Data model

PutFS stores files on a plain directory hierarchy. It doesn't enforce any structure – PUT /hello.txt works fine.

For multi-tenant or multi-application deployments, there's a logical model:

tenant    →  a PutFS deployment (maps to a ZFS pool or data root)
└── dataset   →  first path segment (maps to a ZFS dataset, or "bucket" by convention)
    └── object    →  everything after (just a file)

https://acme.putfs.example.org/invoices/q1-2024.pdf
       ^^^^                    ^^^^^^^^ ^^^^^^^^^^^^
       tenant                  dataset  object path

On disk:

/srv/putfs/
├── invoices/           ← dataset
│   └── q1-2024.pdf     ← object
└── contracts/          ← dataset
    └── nda.pdf         ← object

Transparency: the filesystem is the source of truth

PutFS has no metadata database, no index, no sidecar files – the bytes on disk are the state PutFS exposes. Any change reaches every observer immediately, and in both directions: a PUT via the API is visible to ls -la the next instant, an mv or rm on disk shows up in the next API listing with no reindex step. rsync, zfs send, snapshot rollbacks, manual edits – they all just work; none of them need to know that PutFS exists.

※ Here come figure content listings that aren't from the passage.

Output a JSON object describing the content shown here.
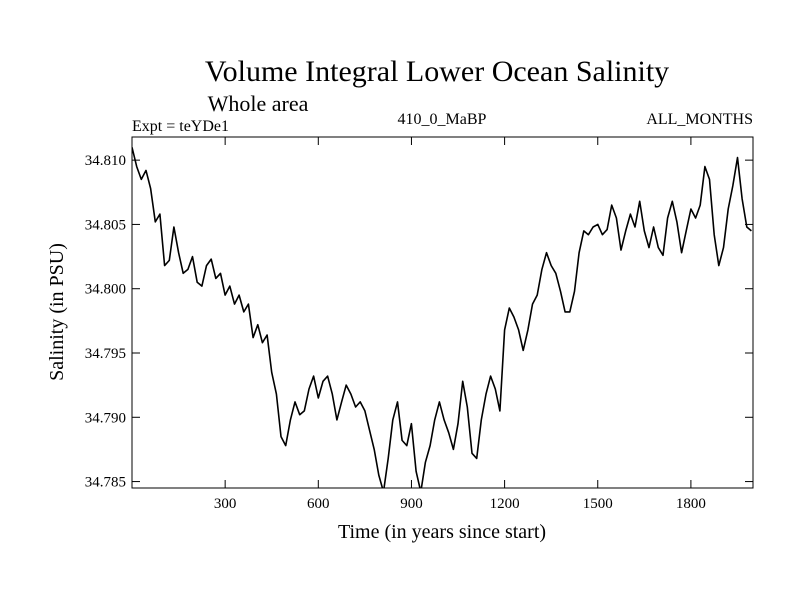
{
  "chart_data": {
    "type": "line",
    "title": "Volume Integral Lower Ocean Salinity",
    "subtitle": "Whole area",
    "header_left": "Expt = teYDe1",
    "header_center": "410_0_MaBP",
    "header_right": "ALL_MONTHS",
    "xlabel": "Time (in years since start)",
    "ylabel": "Salinity (in PSU)",
    "xlim": [
      0,
      2000
    ],
    "ylim": [
      34.7845,
      34.8118
    ],
    "xticks": [
      300,
      600,
      900,
      1200,
      1500,
      1800
    ],
    "xtick_labels": [
      "300",
      "600",
      "900",
      "1200",
      "1500",
      "1800"
    ],
    "yticks": [
      34.785,
      34.79,
      34.795,
      34.8,
      34.805,
      34.81
    ],
    "ytick_labels": [
      "34.785",
      "34.790",
      "34.795",
      "34.800",
      "34.805",
      "34.810"
    ],
    "grid": false,
    "series": [
      {
        "name": "Salinity",
        "color": "#000000",
        "x": [
          0,
          15,
          30,
          45,
          60,
          75,
          90,
          105,
          120,
          135,
          150,
          165,
          180,
          195,
          210,
          225,
          240,
          255,
          270,
          285,
          300,
          315,
          330,
          345,
          360,
          375,
          390,
          405,
          420,
          435,
          450,
          465,
          480,
          495,
          510,
          525,
          540,
          555,
          570,
          585,
          600,
          615,
          630,
          645,
          660,
          675,
          690,
          705,
          720,
          735,
          750,
          765,
          780,
          795,
          810,
          825,
          840,
          855,
          870,
          885,
          900,
          915,
          930,
          945,
          960,
          975,
          990,
          1005,
          1020,
          1035,
          1050,
          1065,
          1080,
          1095,
          1110,
          1125,
          1140,
          1155,
          1170,
          1185,
          1200,
          1215,
          1230,
          1245,
          1260,
          1275,
          1290,
          1305,
          1320,
          1335,
          1350,
          1365,
          1380,
          1395,
          1410,
          1425,
          1440,
          1455,
          1470,
          1485,
          1500,
          1515,
          1530,
          1545,
          1560,
          1575,
          1590,
          1605,
          1620,
          1635,
          1650,
          1665,
          1680,
          1695,
          1710,
          1725,
          1740,
          1755,
          1770,
          1785,
          1800,
          1815,
          1830,
          1845,
          1860,
          1875,
          1890,
          1905,
          1920,
          1935,
          1950,
          1965,
          1980,
          1995
        ],
        "values": [
          34.811,
          34.8095,
          34.8085,
          34.8092,
          34.8078,
          34.8052,
          34.8058,
          34.8018,
          34.8022,
          34.8048,
          34.8028,
          34.8012,
          34.8015,
          34.8025,
          34.8005,
          34.8002,
          34.8018,
          34.8023,
          34.8008,
          34.8012,
          34.7995,
          34.8002,
          34.7988,
          34.7995,
          34.7982,
          34.7988,
          34.7962,
          34.7972,
          34.7958,
          34.7964,
          34.7935,
          34.7918,
          34.7885,
          34.7878,
          34.7898,
          34.7912,
          34.7902,
          34.7905,
          34.7922,
          34.7932,
          34.7915,
          34.7928,
          34.7932,
          34.7918,
          34.7898,
          34.7912,
          34.7925,
          34.7918,
          34.7908,
          34.7912,
          34.7905,
          34.789,
          34.7875,
          34.7855,
          34.7842,
          34.7868,
          34.7898,
          34.7912,
          34.7882,
          34.7878,
          34.7895,
          34.7858,
          34.7842,
          34.7865,
          34.7878,
          34.7898,
          34.7912,
          34.7898,
          34.7888,
          34.7875,
          34.7895,
          34.7928,
          34.7908,
          34.7872,
          34.7868,
          34.7898,
          34.7918,
          34.7932,
          34.7922,
          34.7905,
          34.7968,
          34.7985,
          34.7978,
          34.7968,
          34.7952,
          34.7968,
          34.7988,
          34.7995,
          34.8015,
          34.8028,
          34.8018,
          34.8012,
          34.7998,
          34.7982,
          34.7982,
          34.7998,
          34.8028,
          34.8045,
          34.8042,
          34.8048,
          34.805,
          34.8042,
          34.8046,
          34.8065,
          34.8055,
          34.803,
          34.8045,
          34.8058,
          34.8048,
          34.8068,
          34.8045,
          34.8032,
          34.8048,
          34.8032,
          34.8026,
          34.8055,
          34.8068,
          34.8052,
          34.8028,
          34.8045,
          34.8062,
          34.8055,
          34.8065,
          34.8095,
          34.8085,
          34.8042,
          34.8018,
          34.8032,
          34.8062,
          34.808,
          34.8102,
          34.807,
          34.8048,
          34.8045
        ]
      }
    ]
  }
}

The flipside: any feature that would require persistent metadata (object tags, custom ACLs, version history independent of the filesystem) is out of scope by construction.

Write atomicity and durability

Every PUT streams into a private temporary file and is published with an atomic rename (plain keys) or a create-only link (WORM keys), so a key only ever appears on disk as a complete object. A reader, or a racing PUT, sees the old object or the new one – never a partial or torn write – and a failed or aborted upload leaves only its own temp, never a half-written key. This atomicity is unconditional: it holds regardless of filesystem or tuning.

Durability is a separate guarantee. PutFS issues no fsync on the write path – it writes the temp, closes it, renames it into place, and returns 201. A successful PUT therefore means "atomically visible", not "already flushed to stable storage": PutFS delegates durability to the filesystem, exactly as it delegates redundancy and checksums (see Data integrity).

A 201 is not a power-loss barrier by default

Because PutFS never calls fsync, its writes are asynchronous as far as the filesystem is concerned. On ZFS with the default sync=standard, a just-acknowledged PUT sits in the open transaction group and is flushed at the next commit (up to zfs_txg_timeout, default 5s), so a power loss in that window can drop the object. It is dropped atomically – you lose the whole object or nothing, never a corrupt or partial one – because copy-on-write never exposes a torn state. To make an acknowledged PUT survive power loss, set sync=always on the dataset so every write reaches the intent log (SLOG) before it returns. The ZFS tuning guide covers the latency trade-off.

Tenants

A tenant is a single PutFS deployment – one server, one nginx, one data root. Isolation between tenants is at the deployment level (separate servers, separate DNS, separate auth). Or, when running multiple instances on one server, tenant isolation can be enforced via different mount points or zfs pools for the data root.

Could map to: an application, a team, an AWS region equivalent, a customer.

Datasets

The first path segment. This is a convention, not enforced by PutFS. It mirrors the way path-style S3 addressing treats the first segment as a "bucket" – handy for ops, but PutFS never parses it specially.

Maps naturally to:

ZFS dataset – zfs create tank/putfs/invoices for per-dataset quotas, snapshots, encryption
A directory – on any filesystem, it's just a folder

Datasets are created implicitly on first PUT.

Objects

Everything after the dataset prefix. Can be nested: /invoices/2024/q1/report.pdf is fine. Directories are created automatically.

No structure required

PutFS doesn't validate or enforce this model. All of these work:

curl -X PUT -d "hi" http://localhost:8000/hello.txt
curl -X PUT -d "hi" http://localhost:8000/a/b/c/d/e/f.txt
curl -X PUT -d "hi" http://localhost:8000/invoices/q1.pdf

It's just files in directories. The tenant/dataset model is a convention for ops.